The red-card system is also a good start, and will not only give the UK a realistic chance of smashing ridiculous EU laws that threaten to undermine the power of our parliament. But even more than that by setting up the red-card mechanism it will create a strong chilling effect against stupid, selfish and partisan laws ever getting anywhere near the statute books.
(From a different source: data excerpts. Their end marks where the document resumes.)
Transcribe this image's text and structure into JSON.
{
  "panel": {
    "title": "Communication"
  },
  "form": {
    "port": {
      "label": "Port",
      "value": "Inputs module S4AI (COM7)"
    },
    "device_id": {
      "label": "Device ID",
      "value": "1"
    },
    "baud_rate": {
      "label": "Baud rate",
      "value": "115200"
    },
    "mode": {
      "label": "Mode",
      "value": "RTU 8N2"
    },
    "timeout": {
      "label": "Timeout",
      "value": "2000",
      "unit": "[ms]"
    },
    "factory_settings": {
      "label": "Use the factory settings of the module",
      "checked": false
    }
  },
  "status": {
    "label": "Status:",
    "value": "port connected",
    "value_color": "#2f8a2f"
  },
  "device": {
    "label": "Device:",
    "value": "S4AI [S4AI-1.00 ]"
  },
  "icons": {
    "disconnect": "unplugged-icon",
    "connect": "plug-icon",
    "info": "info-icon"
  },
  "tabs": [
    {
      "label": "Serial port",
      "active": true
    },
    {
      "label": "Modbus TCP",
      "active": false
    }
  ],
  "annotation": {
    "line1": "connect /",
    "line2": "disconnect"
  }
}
Personally I would like to see a lowering of the 55% threshold, just to be sure!

And I believe the last thing Mr Tusk wanted to hear this morning from the PM's mouth was that there were still 'details to be worked out!' Because despite what the quitters of the various squabbling Leave campaigns will have you believe, we haven't lost our culture since we joined Europe, but they have learned a thing or two about British understatement.

So it's a case of get ready for some serious bargaining on things like the pound having the same status as the Euro; of us being exempted from any future Euro-zone bailouts, and a decent set of targets on getting rid of Brussels meddling in our affairs with its tiresome and unhelpful kilometers of red tape.

Quite frankly in this proposal the dictatorship of Europe and the wider - now practically dead - political project, are over and the EU is well on its way to again becoming only - the world's largest trading block, and a club we cannot afford not to be inside.

In the words of my tailor Andrew Ramroop, why if you have your foot in the door to a market of 500 million potential customers; where 200,000 UK companies do business, employing more than 3 million people and creating 229 billion quid of income a year, would you let that door close on you, so you can beat on it with your fists so those inside will let you back in? Complete madness, the kind that the Governor of the Bank of England, Mark Carney, described the other day as entrusting your economic future to the 'kindness of strangers'.